Solaire, éolien, hydraulique, dessalement… L’opérateur marocain multiplie les contrats stratégiques et s’impose comme le champion national des énergies renouvelables. Décryptage d’une success-story africaine.
Au pied du Sahara marocain, à une trentaine de kilomètres au sud de Tarfaya, s’étend le plus grand parc éolien du continent africain. Avec ses 8 900 hectares et sa capacité de 300 MW, cette infrastructure pharaonique symbolise l’ambition de Nareva Holding : transformer le Maroc en puissance énergétique régionale et inspirer tout un continent.
Filiale du groupe Al Mada, Nareva s’est imposée en deux décennies comme un acteur incontournable du paysage énergétique marocain. Aujourd’hui, l’entreprise détient un portefeuille d’actifs de plus de 3 000 MW, dont 1 650 MW en éolien. Une performance remarquable qui fait d’elle un modèle de développement pour l’Afrique.
Les clés d’un succès inspirant
1. Vision stratégique et diversification intelligente
Créée en 2004, Nareva n’a pas misé sur un seul cheval. L’entreprise a construit son développement sur trois piliers complémentaires : l’éolien, les centrales thermiques et la gestion du cycle de l’eau.

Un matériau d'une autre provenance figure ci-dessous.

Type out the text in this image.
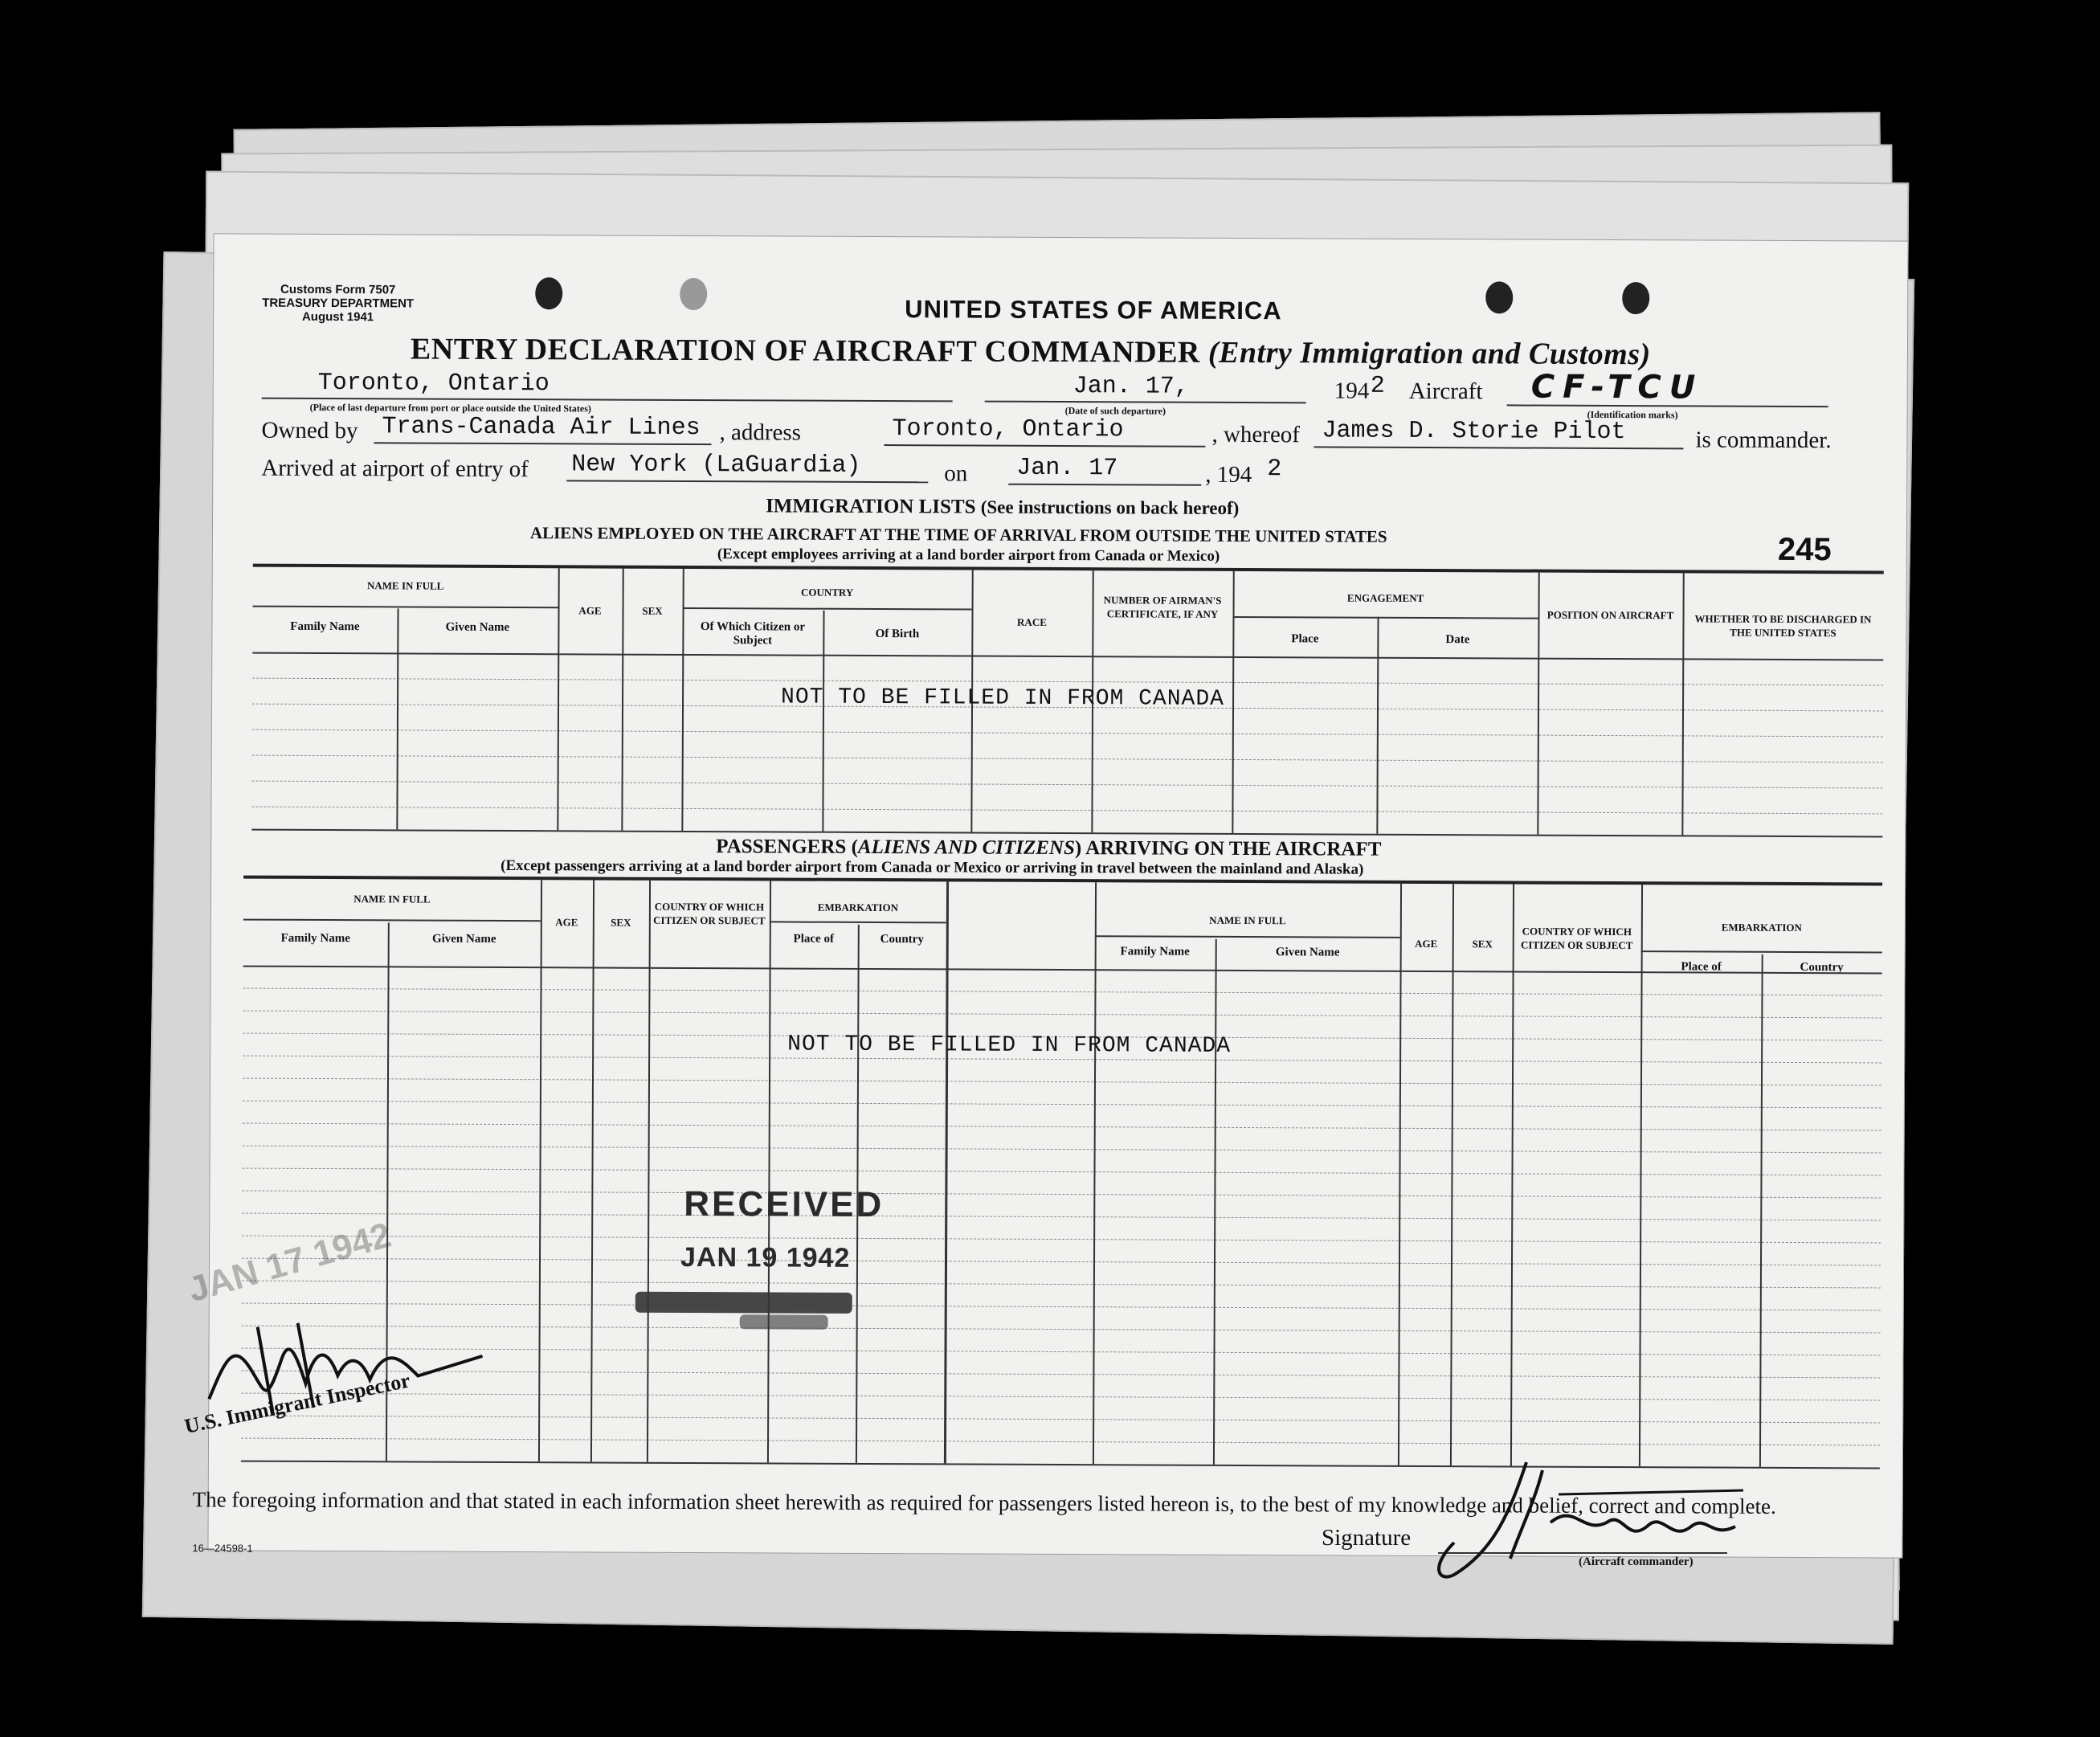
Customs Form 7507
TREASURY DEPARTMENT
August 1941	UNITED STATES OF AMERICA
ENTRY DECLARATION OF AIRCRAFT COMMANDER (Entry Immigration and Customs)
Toronto, Ontario
(Place of last departure from port or place outside the United States)
Jan. 17,	194 2
(Date of such departure)
Aircraft CF-TCU
(Identification marks)
Owned by Trans-Canada Air Lines , address	Toronto, Ontario	, whereof James D. Storie Pilot	is commander.
Arrived at airport of entry of New York (LaGuardia)	on Jan. 17	, 194 2
IMMIGRATION LISTS (See instructions on back hereof)
ALIENS EMPLOYED ON THE AIRCRAFT AT THE TIME OF ARRIVAL FROM OUTSIDE THE UNITED STATES
(Except employees arriving at a land border airport from Canada or Mexico)	245
NAME IN FULL
Family Name	Given Name
AGE	SEX
COUNTRY
Of Which Citizen or Subject
Of Birth
RACE
NUMBER OF AIRMAN'S CERTIFICATE, IF ANY
ENGAGEMENT
Place	Date
POSITION ON AIRCRAFT	WHETHER TO BE DISCHARGED IN THE UNITED STATES
NOT TO BE FILLED IN FROM CANADA
PASSENGERS (ALIENS AND CITIZENS) ARRIVING ON THE AIRCRAFT
(Except passengers arriving at a land border airport from Canada or Mexico or arriving in travel between the mainland and Alaska)
NAME IN FULL
Family Name	Given Name
AGE	SEX
COUNTRY OF WHICH CITIZEN OR SUBJECT
EMBARKATION
Place of	Country
NAME IN FULL
Family Name	Given Name
AGE	SEX
COUNTRY OF WHICH CITIZEN OR SUBJECT
EMBARKATION
Place of	Country
NOT TO BE FILLED IN FROM CANADA
RECEIVED
JAN 19 1942
JAN 17 1942
U.S. Immigrant Inspector
The foregoing information and that stated in each information sheet herewith as required for passengers listed hereon is, to the best of my knowledge and belief, correct and complete.
16—24598-1	Signature
(Aircraft commander)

Cette stratégie de diversification lui permet de répondre aux besoins multiples du marché marocain tout en mutualisant les risques.
2. Audace et esprit pionnier
Dès 2011, à la faveur de la libéralisation du secteur, Nareva lance les trois premiers parcs éoliens privés du pays : Haouma, Akhfennir et Foum El Oued, représentant 200 MW. Un pari audacieux à l’époque, qui démontre la capacité de l’entreprise à saisir les opportunités réglementaires et à innover.
3. Partenariats stratégiques avec les leaders mondiaux
Plutôt que de s’isoler, Nareva a su tisser des alliances gagnantes avec les géants internationaux. En 2016, l’accord avec Engie pour développer 5 à 6 GW d’actifs supplémentaires entre 2020 et 2025 illustre cette intelligence collaborative. L’entreprise travaille également avec General Electric, Enel Green Power et Siemens, s’imposant ainsi comme un partenaire de choix et non comme un simple sous-traitant.
4. Maîtrise du partenariat public-privé
Nareva excelle dans l’art du PPP. Dès 2006, l’entreprise participe au premier partenariat public-privé marocain dans l’irrigation avec le projet El Guerdane. Cette expertise lui permet aujourd’hui de décrocher des contrats majeurs, comme celui du parc de Tarfaya ou du projet Éolien intégré de 850 MW remporté en 2016.
5. Excellence opérationnelle et compétitivité
Lorsque Nareva, en consortium avec Enel et Siemens, remporte le projet Éolien intégré en 2016, c’est grâce à une offre jugée « la plus compétitive en termes de tarif et de taux d’intégration industrielle ». L’entreprise ne se contente pas de participer : elle gagne en proposant les meilleures conditions.
6. Structure agile et expertise pointue
Avec une trentaine de collaborateurs à parité hommes-femmes et une moyenne d’âge de 38 ans, Nareva cultive l’agilité. Sa structure en holding lui permet de créer des sociétés ad hoc pour chaque projet, optimisant ainsi la gestion et la gouvernance de ses actifs.
7. Ancrage territorial et vision panafricaine
Tout en restant profondément ancrée au Maroc, Nareva nourrit des ambitions continentales. L’accord avec Engie vise explicitement le développement d’actifs en Afrique du Nord et de l’Ouest, faisant de l’entreprise un champion capable de rayonner au-delà de ses frontières.
Un modèle pour l’Afrique
Le parcours de Nareva démontre qu’une entreprise africaine peut rivaliser avec les géants mondiaux en combinant vision stratégique, excellence opérationnelle et partenariats intelligents. À l’heure où le continent s’engage dans sa transition énergétique, l’exemple marocain prouve que les acteurs locaux peuvent jouer un rôle de premier plan.
En misant sur les énergies renouvelables, Nareva ne contribue pas seulement à la souveraineté énergétique du Maroc. Elle trace la voie pour une Afrique plus verte, plus autonome et plus ambitieuse. Une success-story qui inspire déjà bien au-delà du royaume chérifien.